Surprisingly, Willett and Hu write that “animal studies of breast carcinogenesis designed to distinguish between the effects of energy balance and dietary fat have not supported an effect of dietary fat,” citing an experiment reported by Beth et al. (7) and published in 1987. They do not cite a meta-analysis of 100 animal experiments (including Beth et al.'s report), studying the same question, which came to the opposite conclusion (8).

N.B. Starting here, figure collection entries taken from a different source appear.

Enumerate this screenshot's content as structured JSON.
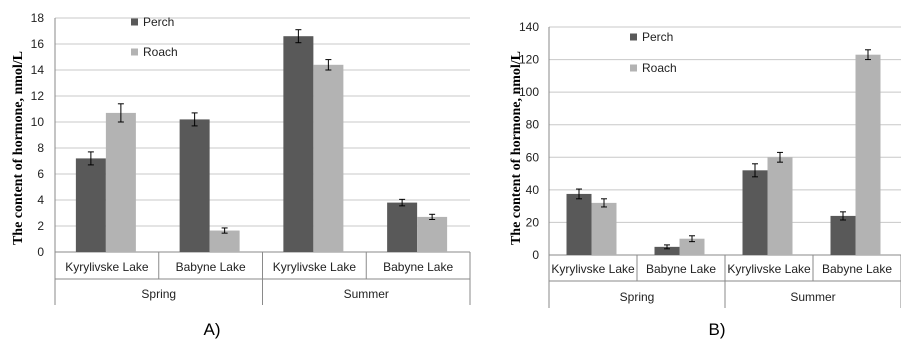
{
  "chart_data": [
    {
      "type": "bar",
      "panel_label": "A)",
      "ylabel": "The content of hormone, nmol/L",
      "ylim": [
        0,
        18
      ],
      "yticks": [
        0,
        2,
        4,
        6,
        8,
        10,
        12,
        14,
        16,
        18
      ],
      "grid": true,
      "legend_position": "top-left",
      "groups": [
        {
          "label": "Spring",
          "categories": [
            "Kyrylivske Lake",
            "Babyne Lake"
          ]
        },
        {
          "label": "Summer",
          "categories": [
            "Kyrylivske Lake",
            "Babyne Lake"
          ]
        }
      ],
      "categories": [
        "Kyrylivske Lake",
        "Babyne Lake",
        "Kyrylivske Lake",
        "Babyne Lake"
      ],
      "series": [
        {
          "name": "Perch",
          "color": "#595959",
          "values": [
            7.2,
            10.2,
            16.6,
            3.8
          ],
          "errors": [
            0.5,
            0.5,
            0.5,
            0.25
          ]
        },
        {
          "name": "Roach",
          "color": "#b3b3b3",
          "values": [
            10.7,
            1.65,
            14.4,
            2.7
          ],
          "errors": [
            0.7,
            0.2,
            0.4,
            0.2
          ]
        }
      ]
    },
    {
      "type": "bar",
      "panel_label": "B)",
      "ylabel": "The content of  hormone, nmol/L",
      "ylim": [
        0,
        140
      ],
      "yticks": [
        0,
        20,
        40,
        60,
        80,
        100,
        120,
        140
      ],
      "grid": true,
      "legend_position": "top-left",
      "groups": [
        {
          "label": "Spring",
          "categories": [
            "Kyrylivske Lake",
            "Babyne Lake"
          ]
        },
        {
          "label": "Summer",
          "categories": [
            "Kyrylivske Lake",
            "Babyne Lake"
          ]
        }
      ],
      "categories": [
        "Kyrylivske Lake",
        "Babyne Lake",
        "Kyrylivske Lake",
        "Babyne Lake"
      ],
      "series": [
        {
          "name": "Perch",
          "color": "#595959",
          "values": [
            37.5,
            5,
            52,
            24
          ],
          "errors": [
            3,
            1.2,
            4,
            2.5
          ]
        },
        {
          "name": "Roach",
          "color": "#b3b3b3",
          "values": [
            32,
            10,
            60,
            123
          ],
          "errors": [
            2.5,
            1.8,
            3,
            3
          ]
        }
      ]
    }
  ]
}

We do not conclude, however, that FFQ-based findings should be ignored nor that the FFQ should be “abandoned.” Even in the face of substantial measurement error “noise,” true diet-cancer “signals” may be detected in FFQ-based studies, especially those characterized by a relatively wide intake range [e.g., see recent results on dietary fat and breast cancer from the NIH-American Association of Retired Persons Diet and Health Study (9)]. Moreover, the ability of the signal to penetrate the noise may be relatively strong for some dietary exposures and rather weak for others. We are now at a point where we can incorporate, relatively inexpensively, individual-level alternatives to the FFQ in prospective cohort studies. Such alternatives, either available or under development, include automated multiple 24-h recalls self-administered via internet and food records or recalls completed at the beginning of a study and analyzed subsequently in nested case-control fashion. These methods will likely have their own limitations and need to be evaluated rigorously, ideally with biomarker-based calibration studies built into cohorts. Furthermore, recalls or records at the individual level can be combined with FFQs and biomarker data. It is possible that various combinations, FFQ plus recall, or FFQ plus recall plus serum nutrient levels, for example, will improve our means of minimizing exposure misclassification. It would be a mistake to let the FFQ abandonment debate deter us from moving these alternative assessment tools into epidemiologic studies. Regardless of the final answers, we will want to know whether the diet-cancer results based on use of these alternatives look very much like those derived from the FFQ or differ substantially. Our common aim should be to move the field forward to obtain better estimates of dietary intakes and nutritional status and thus clarify their relationships with disease.
Footnotes
↵5 M.L. Neuhouser, personal communication.